New Relic provides views of your application’s performance to help you quickly identify and remediate errors. These quick wins ensure you and your colleagues can accelerate the momentum of DevOps in your organization.
1. Use semantic naming throughout New Relic
Use semantic naming to give meaningful, structured names and labels to the applications you’re monitoring. Create a scalable syntax that can be understood, filtered, and sorted by any team who might use New Relic now or in the future. When you create your naming structure, be sure to consider growth and the potential for scaling/changes in your application’s architecture.
Consider the following naming structure:
This structure allows for additions to scale (for example, store-eu-web-prod-02), and makes the application’s environment searchable. Any convention you use should be unique to your organization’s structure, but be sure to use a convention that will allow you to optimize your environment as need.
2. Deploy the New Relic agent
Review the compatibility and requirements for New Relic agents and products, and then follow the documentation to install the appropriate agent in your application. Once the agent is installed, you should see data begin to populate in New Relic within minutes.
If after several minutes, New Relic is not showing performance information, see No data appears.
3. Identify application performance outliers and errors
The default charts in New Relic tell a story about your application’s performance.
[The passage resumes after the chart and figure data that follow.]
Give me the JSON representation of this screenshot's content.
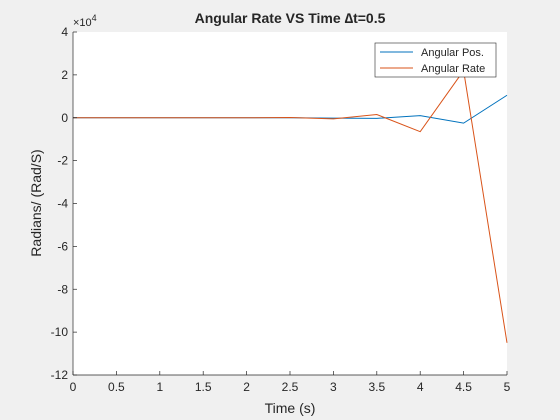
{
  "chart_data": {
    "type": "line",
    "title": "Angular Rate VS Time ∆t=0.5",
    "xlabel": "Time (s)",
    "ylabel": "Radians/ (Rad/S)",
    "exponent_label": "×10",
    "exponent_power": "4",
    "xlim": [
      0,
      5
    ],
    "ylim": [
      -12,
      4
    ],
    "xticks": [
      0,
      0.5,
      1,
      1.5,
      2,
      2.5,
      3,
      3.5,
      4,
      4.5,
      5
    ],
    "xtick_labels": [
      "0",
      "0.5",
      "1",
      "1.5",
      "2",
      "2.5",
      "3",
      "3.5",
      "4",
      "4.5",
      "5"
    ],
    "yticks": [
      -12,
      -10,
      -8,
      -6,
      -4,
      -2,
      0,
      2,
      4
    ],
    "ytick_labels": [
      "-12",
      "-10",
      "-8",
      "-6",
      "-4",
      "-2",
      "0",
      "2",
      "4"
    ],
    "grid": false,
    "legend_position": "top-right",
    "x": [
      0,
      0.5,
      1,
      1.5,
      2,
      2.5,
      3,
      3.5,
      4,
      4.5,
      5
    ],
    "series": [
      {
        "name": "Angular Pos.",
        "color": "#0072bd",
        "values": [
          0,
          0,
          0,
          0,
          0,
          0,
          -0.02,
          -0.03,
          0.1,
          -0.25,
          1.05
        ]
      },
      {
        "name": "Angular Rate",
        "color": "#d95319",
        "values": [
          0,
          0,
          0,
          0,
          0,
          0.01,
          -0.05,
          0.15,
          -0.65,
          2.2,
          -10.5
        ]
      }
    ]
  }
}
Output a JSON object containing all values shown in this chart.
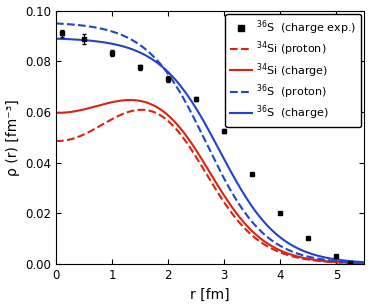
{
  "xlabel": "r [fm]",
  "ylabel": "ρ (r) [fm⁻³]",
  "xlim": [
    0,
    5.5
  ],
  "ylim": [
    0,
    0.1
  ],
  "yticks": [
    0,
    0.02,
    0.04,
    0.06,
    0.08,
    0.1
  ],
  "xticks": [
    0,
    1,
    2,
    3,
    4,
    5
  ],
  "exp_x": [
    0.1,
    0.5,
    1.0,
    1.5,
    2.0,
    2.5,
    3.0,
    3.5,
    4.0,
    4.5,
    5.0,
    5.25
  ],
  "exp_y": [
    0.091,
    0.0887,
    0.0832,
    0.0777,
    0.073,
    0.065,
    0.0525,
    0.0355,
    0.0202,
    0.0103,
    0.003,
    0.0006
  ],
  "exp_yerr": [
    0.0015,
    0.002,
    0.0013,
    0.001,
    0.001,
    0.0008,
    0.0007,
    0.0005,
    0.0004,
    0.0003,
    0.0002,
    0.0001
  ],
  "color_red": "#dd2211",
  "color_blue": "#2244cc",
  "background": "#ffffff",
  "legend_fontsize": 8.0,
  "axis_fontsize": 10,
  "tick_fontsize": 8.5
}
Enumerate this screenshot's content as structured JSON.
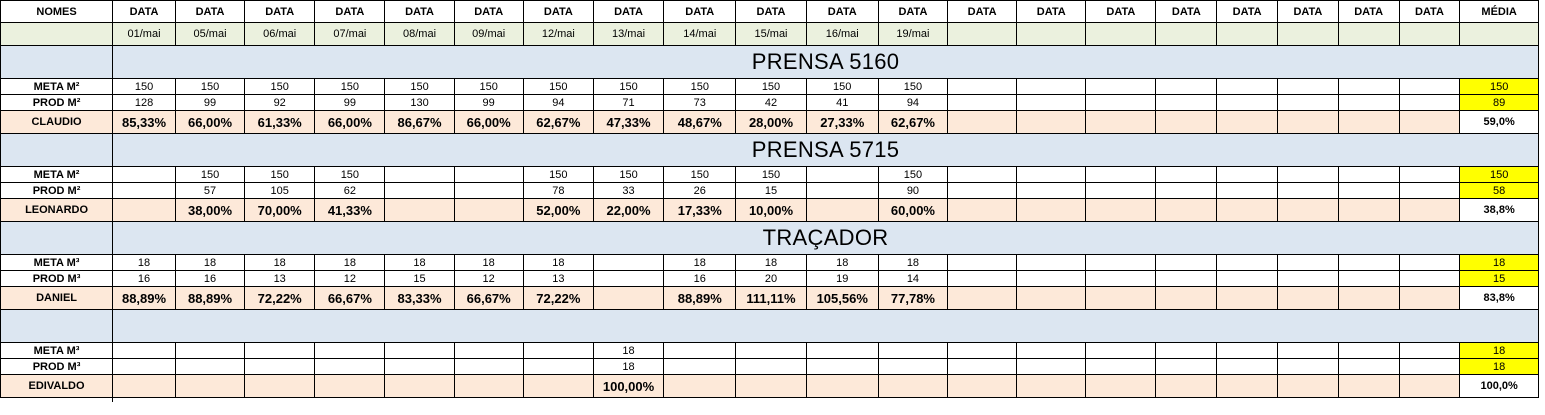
{
  "header": {
    "names_label": "NOMES",
    "date_label": "DATA",
    "average_label": "MÉDIA",
    "date_count": 20,
    "dates": [
      "01/mai",
      "05/mai",
      "06/mai",
      "07/mai",
      "08/mai",
      "09/mai",
      "12/mai",
      "13/mai",
      "14/mai",
      "15/mai",
      "16/mai",
      "19/mai",
      "",
      "",
      "",
      "",
      "",
      "",
      "",
      ""
    ]
  },
  "colors": {
    "date_row_bg": "#ebf1de",
    "section_bg": "#dce6f1",
    "percent_row_bg": "#fde9d9",
    "average_highlight": "#ffff00"
  },
  "sections": [
    {
      "title": "PRENSA 5160",
      "meta_label": "META M²",
      "prod_label": "PROD M²",
      "operator": "CLAUDIO",
      "meta": [
        "150",
        "150",
        "150",
        "150",
        "150",
        "150",
        "150",
        "150",
        "150",
        "150",
        "150",
        "150",
        "",
        "",
        "",
        "",
        "",
        "",
        "",
        ""
      ],
      "prod": [
        "128",
        "99",
        "92",
        "99",
        "130",
        "99",
        "94",
        "71",
        "73",
        "42",
        "41",
        "94",
        "",
        "",
        "",
        "",
        "",
        "",
        "",
        ""
      ],
      "percent": [
        "85,33%",
        "66,00%",
        "61,33%",
        "66,00%",
        "86,67%",
        "66,00%",
        "62,67%",
        "47,33%",
        "48,67%",
        "28,00%",
        "27,33%",
        "62,67%",
        "",
        "",
        "",
        "",
        "",
        "",
        "",
        ""
      ],
      "avg_meta": "150",
      "avg_prod": "89",
      "avg_percent": "59,0%"
    },
    {
      "title": "PRENSA 5715",
      "meta_label": "META M²",
      "prod_label": "PROD M²",
      "operator": "LEONARDO",
      "meta": [
        "",
        "150",
        "150",
        "150",
        "",
        "",
        "150",
        "150",
        "150",
        "150",
        "",
        "150",
        "",
        "",
        "",
        "",
        "",
        "",
        "",
        ""
      ],
      "prod": [
        "",
        "57",
        "105",
        "62",
        "",
        "",
        "78",
        "33",
        "26",
        "15",
        "",
        "90",
        "",
        "",
        "",
        "",
        "",
        "",
        "",
        ""
      ],
      "percent": [
        "",
        "38,00%",
        "70,00%",
        "41,33%",
        "",
        "",
        "52,00%",
        "22,00%",
        "17,33%",
        "10,00%",
        "",
        "60,00%",
        "",
        "",
        "",
        "",
        "",
        "",
        "",
        ""
      ],
      "avg_meta": "150",
      "avg_prod": "58",
      "avg_percent": "38,8%"
    },
    {
      "title": "TRAÇADOR",
      "meta_label": "META M³",
      "prod_label": "PROD M³",
      "operator": "DANIEL",
      "meta": [
        "18",
        "18",
        "18",
        "18",
        "18",
        "18",
        "18",
        "",
        "18",
        "18",
        "18",
        "18",
        "",
        "",
        "",
        "",
        "",
        "",
        "",
        ""
      ],
      "prod": [
        "16",
        "16",
        "13",
        "12",
        "15",
        "12",
        "13",
        "",
        "16",
        "20",
        "19",
        "14",
        "",
        "",
        "",
        "",
        "",
        "",
        "",
        ""
      ],
      "percent": [
        "88,89%",
        "88,89%",
        "72,22%",
        "66,67%",
        "83,33%",
        "66,67%",
        "72,22%",
        "",
        "88,89%",
        "111,11%",
        "105,56%",
        "77,78%",
        "",
        "",
        "",
        "",
        "",
        "",
        "",
        ""
      ],
      "avg_meta": "18",
      "avg_prod": "15",
      "avg_percent": "83,8%"
    },
    {
      "title": "",
      "meta_label": "META M³",
      "prod_label": "PROD M³",
      "operator": "EDIVALDO",
      "meta": [
        "",
        "",
        "",
        "",
        "",
        "",
        "",
        "18",
        "",
        "",
        "",
        "",
        "",
        "",
        "",
        "",
        "",
        "",
        "",
        ""
      ],
      "prod": [
        "",
        "",
        "",
        "",
        "",
        "",
        "",
        "18",
        "",
        "",
        "",
        "",
        "",
        "",
        "",
        "",
        "",
        "",
        "",
        ""
      ],
      "percent": [
        "",
        "",
        "",
        "",
        "",
        "",
        "",
        "100,00%",
        "",
        "",
        "",
        "",
        "",
        "",
        "",
        "",
        "",
        "",
        "",
        ""
      ],
      "avg_meta": "18",
      "avg_prod": "18",
      "avg_percent": "100,0%"
    }
  ]
}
If there are performance issues, patterns in the charts highlight the causes. The following figure, from the Overview page in New Relic APM, shows a large spike occurred at noon on March 27th, and was nearly double the response time of our application’s overall trend:
Additionally, the response time breakdown shows a spike in Web external (which indicates downstream dependencies). Since the spike seems to correlate with periods of higher throughput, we can then use the Throughput chart to analyze the problem in more detail.
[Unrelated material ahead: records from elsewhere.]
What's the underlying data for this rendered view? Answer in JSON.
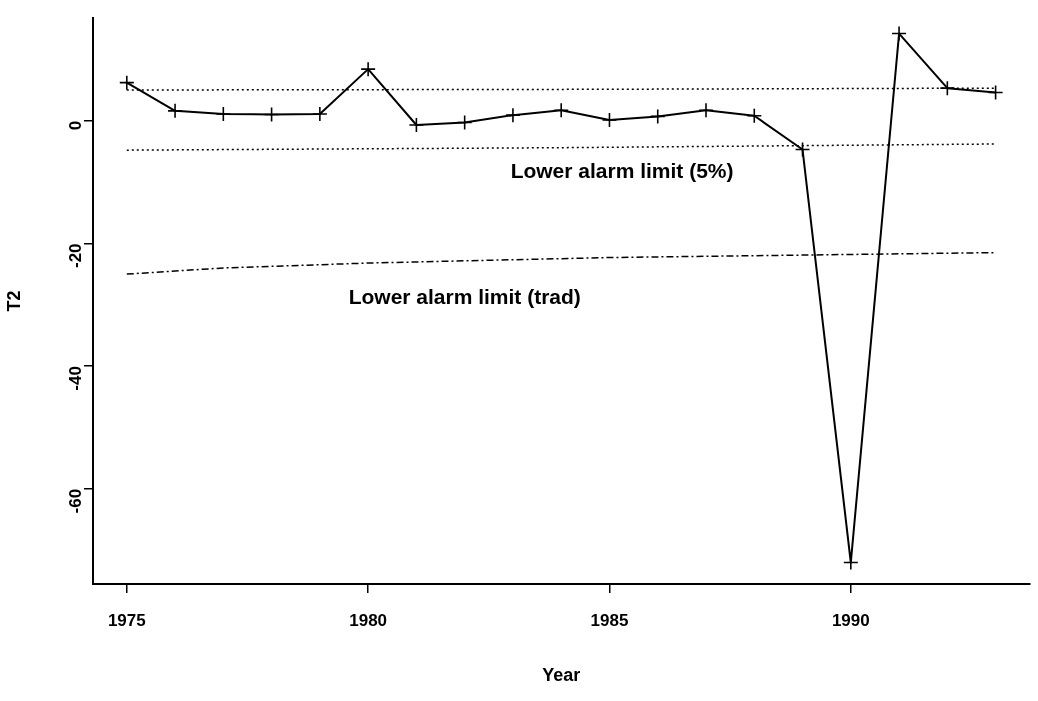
{
  "chart_data": {
    "type": "line",
    "xlabel": "Year",
    "ylabel": "T2",
    "x": [
      1975,
      1976,
      1977,
      1978,
      1979,
      1980,
      1981,
      1982,
      1983,
      1984,
      1985,
      1986,
      1987,
      1988,
      1989,
      1990,
      1991,
      1992,
      1993
    ],
    "series": [
      {
        "color": "#000000",
        "marker": "cross",
        "line_style": "solid",
        "values": [
          6.2,
          1.6,
          1.1,
          1.0,
          1.1,
          8.4,
          -0.7,
          -0.3,
          0.9,
          1.7,
          0.1,
          0.7,
          1.7,
          0.8,
          -4.7,
          -72,
          14.2,
          5.3,
          4.6
        ]
      },
      {
        "color": "#000000",
        "marker": "none",
        "line_style": "dotted",
        "x": [
          1975,
          1984,
          1993
        ],
        "values": [
          5.0,
          5.1,
          5.3
        ]
      },
      {
        "color": "#000000",
        "marker": "none",
        "line_style": "dotted",
        "x": [
          1975,
          1984,
          1993
        ],
        "values": [
          -4.8,
          -4.4,
          -3.8
        ]
      },
      {
        "color": "#000000",
        "marker": "none",
        "line_style": "dashed",
        "x": [
          1975,
          1977,
          1980,
          1985,
          1990,
          1993
        ],
        "values": [
          -25,
          -24,
          -23.2,
          -22.3,
          -21.8,
          -21.5
        ]
      }
    ],
    "xlim": [
      1974.3,
      1993.7
    ],
    "ylim": [
      -75.5,
      16.7
    ],
    "xticks": [
      1975,
      1980,
      1985,
      1990
    ],
    "yticks": [
      -60,
      -40,
      -20,
      0
    ],
    "grid": false,
    "legend": false,
    "annotations": [
      "Lower alarm limit (5%)",
      "Lower alarm limit (trad)"
    ]
  }
}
4. Drill into specific time frames
Click and drag on a graph, to drill into a focused time slice of performance data to better isolate any issue you’re investigating. In this example, we’ve narrowed the view on the spike we saw in web transactions times:
Here, it’s obvious that some part of Web external, which is an application or service called by our Web portal app, is likely the source of the issue.
5. Drill into transaction traces to investigate outliers
New Relic displays transactions ordered with the most time consuming transaction at the top. Click a transaction to navigate to the Transactions page and expand that transaction into its component parts and see any transaction traces that have been captured as a result of any performance issues. New Relic automatically captures these traces whenever a transaction violates your Apdex score by more than four times for a specific number of seconds.
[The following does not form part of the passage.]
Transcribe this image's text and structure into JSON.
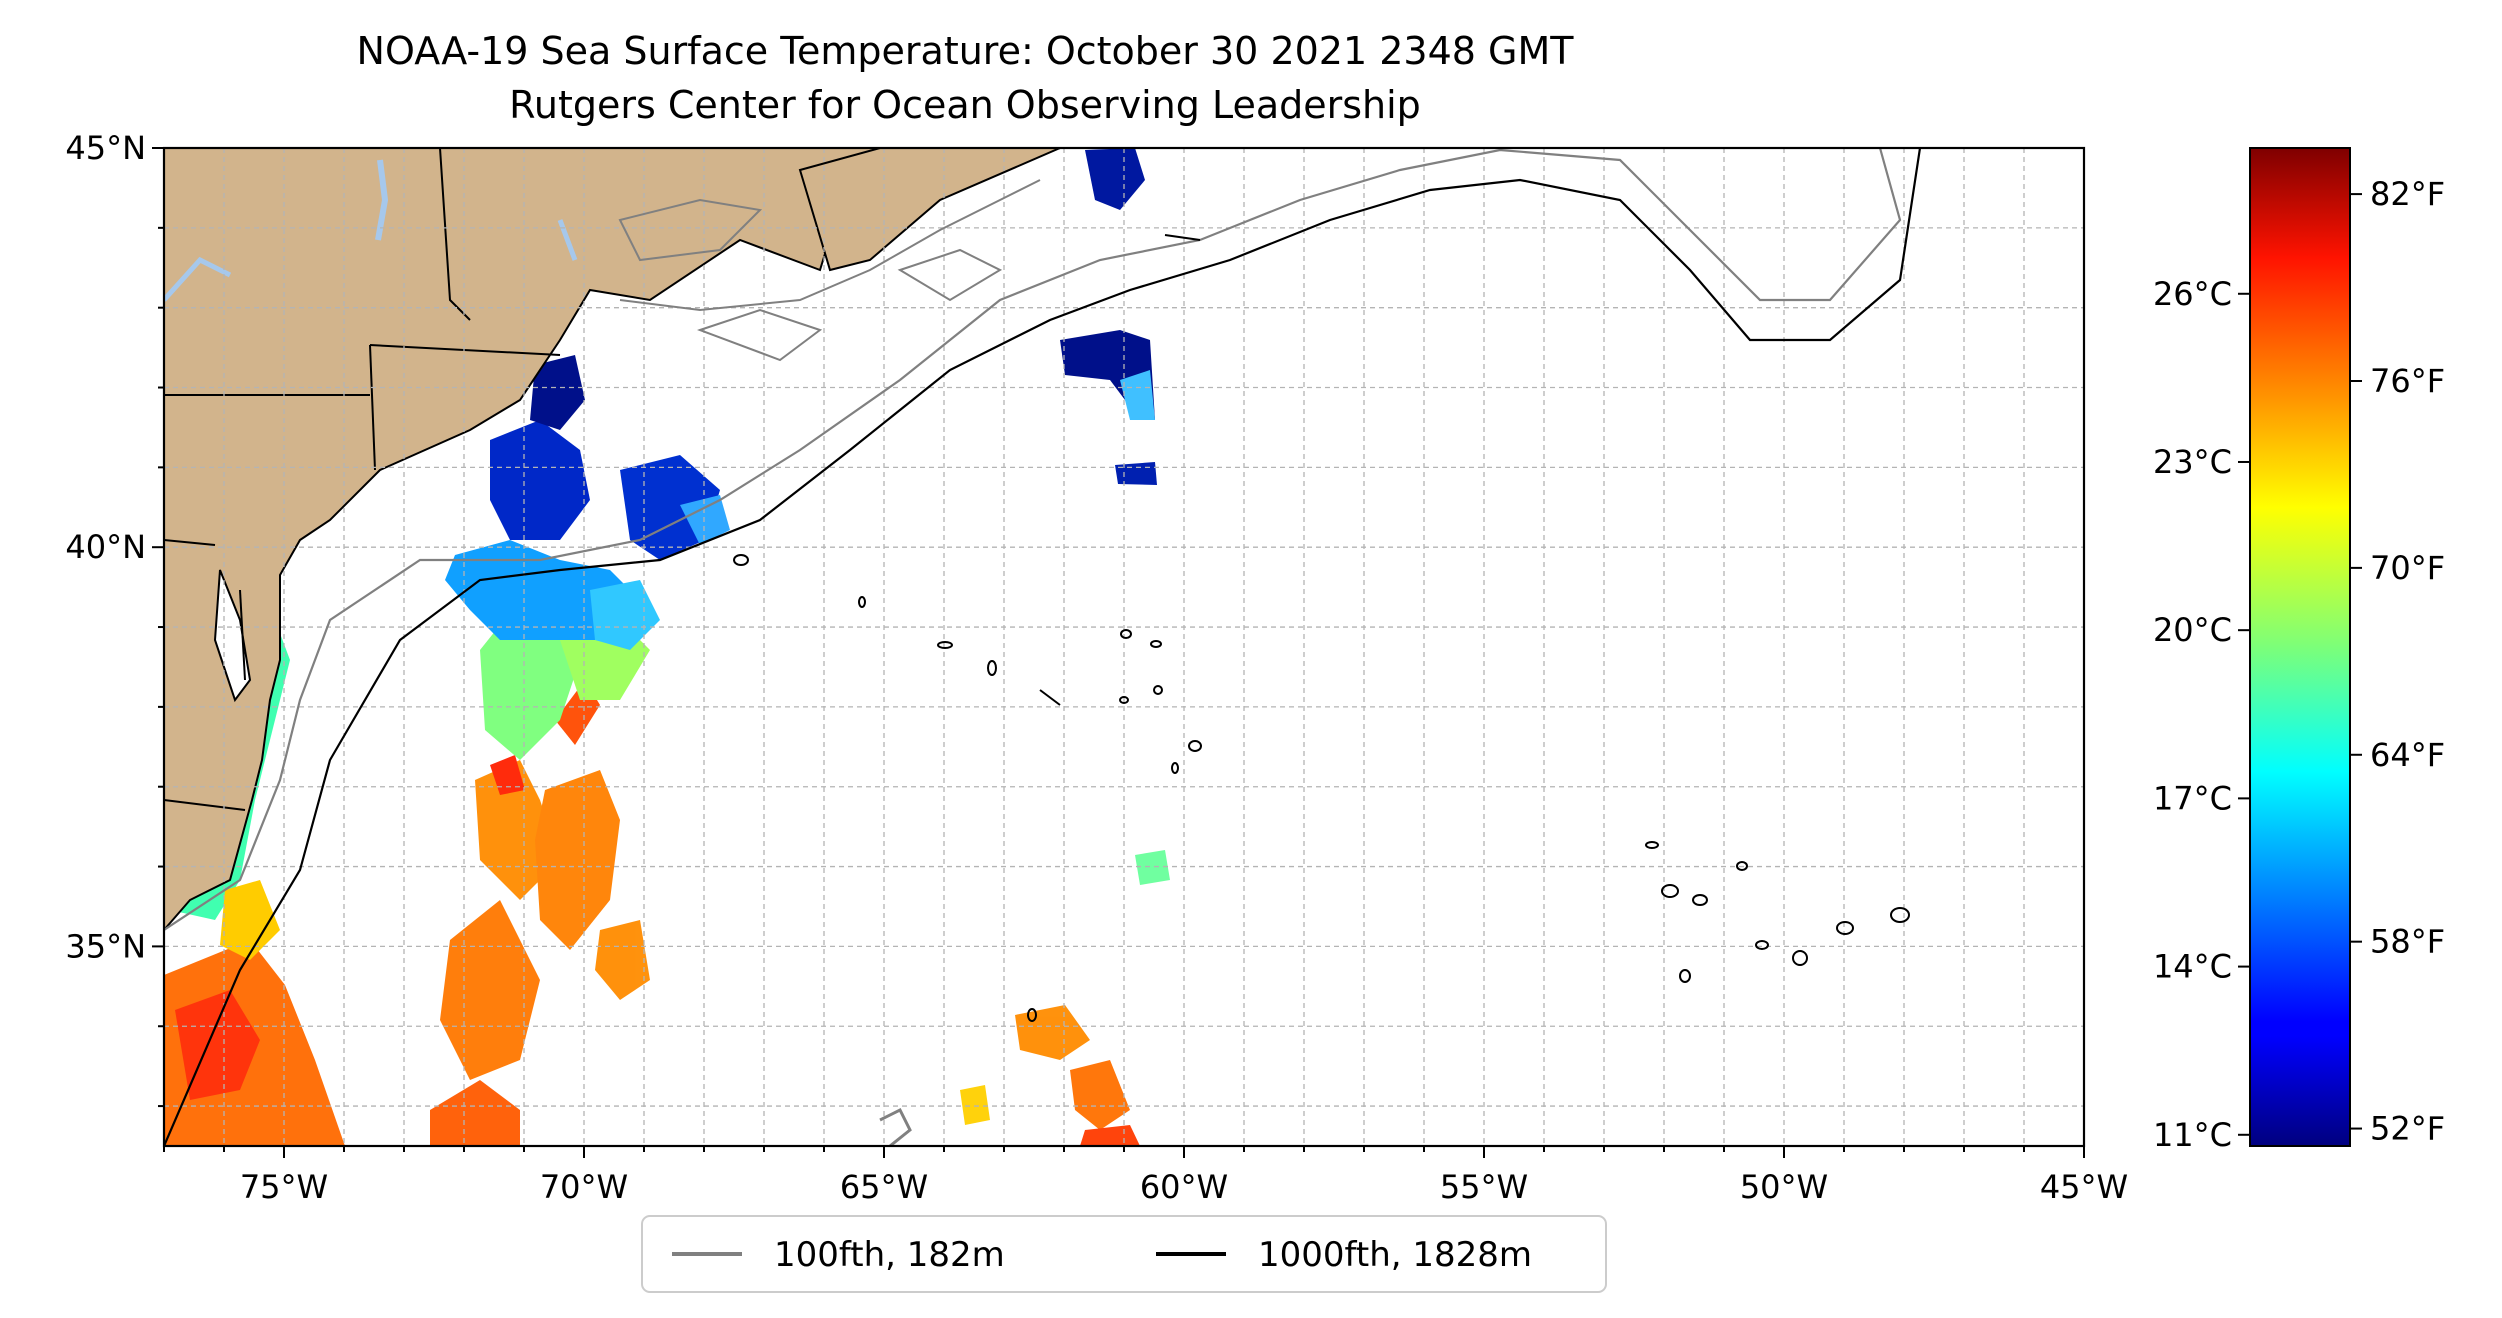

If you’re not capturing any transaction traces, you may not be violating these thresholds. Be sure to configure transaction traces for your applications as needed.
In the following example, we see that interceptor.ServletConfigInter... has significant transaction times:
In fact, it’s responsible for 99.9% of the app server time, which means we’re getting closer to identifying the culprit of our spike.
Here, we see the same spike from before, but the performance of the transaction is broken down into its components:
While the share of the response times for most components of this transaction remained stable, GetPlansController (in brown) spiked massively.
From the Transaction traces table, we can drill further into the transaction trace to get method-level detail of where the issue is occurring.
6. Identify performance outliers in the database
We identified that GetPlansController is consuming the vast majority of our response time. Here we see it in the transaction trace summary:
Trace details shows an execution timeline of this transaction, and we see that Plan Service is the external transaction causing the issues—the red color-coding indicates the problem.
From this point, we can navigate to the Transactions summary page for Plan Service:
The breakdown of the GetPlans transaction shows that database calls, particularly MySQL PlansTable select, appear to be a significant portion of the overall response time. The Breakdown table further identifies the problem: the number of database calls per transaction is very high. Note again that it’s highlighted in red.
Once again, we can look at a transaction trace to find what might be causing these queries.
Finally we find that an extremely large number of select methods account for the majority of transaction time. We can now take steps to address this potential N+1 query problem.
After we remediate this issue, improved response times will lead to fewer frustrated requests and more satisfied customers—which will be reflected in this application's Apdex score.
7. Explore and Resolve Clusters of Errors
When you need to track down what causes errors in your app, it may not be easy to identify the cause. Using applied intelligence developed by New Relic, APM Error Profiles automatically compare one set of events to another. An error profile is a collection of attributes with significantly different traits compared to non-errors. New Relic displays pie charts that sorts error attributes by the greatest deviation from the “norm."
For backend errors, go to APM, select Error Analytics in the left nav, and then click on the Error Profile tab. In this example, the culprit is obviously a web transaction validating coupons, and now you can view the error stack trace, message, and the line of code from which the error was thrown.
Roughly half of the errors come from
phone.jsp, so that is the place to start investigating. Then determine if you can safely ignore the error, or if you should resolve the error with code edits and a new deployment, or provide communication about the issue to your customers.
Now that you have dealt with performance outliers and clusters of errors, you are well on your way to optimizing your application so you can baseline it for trend analysis.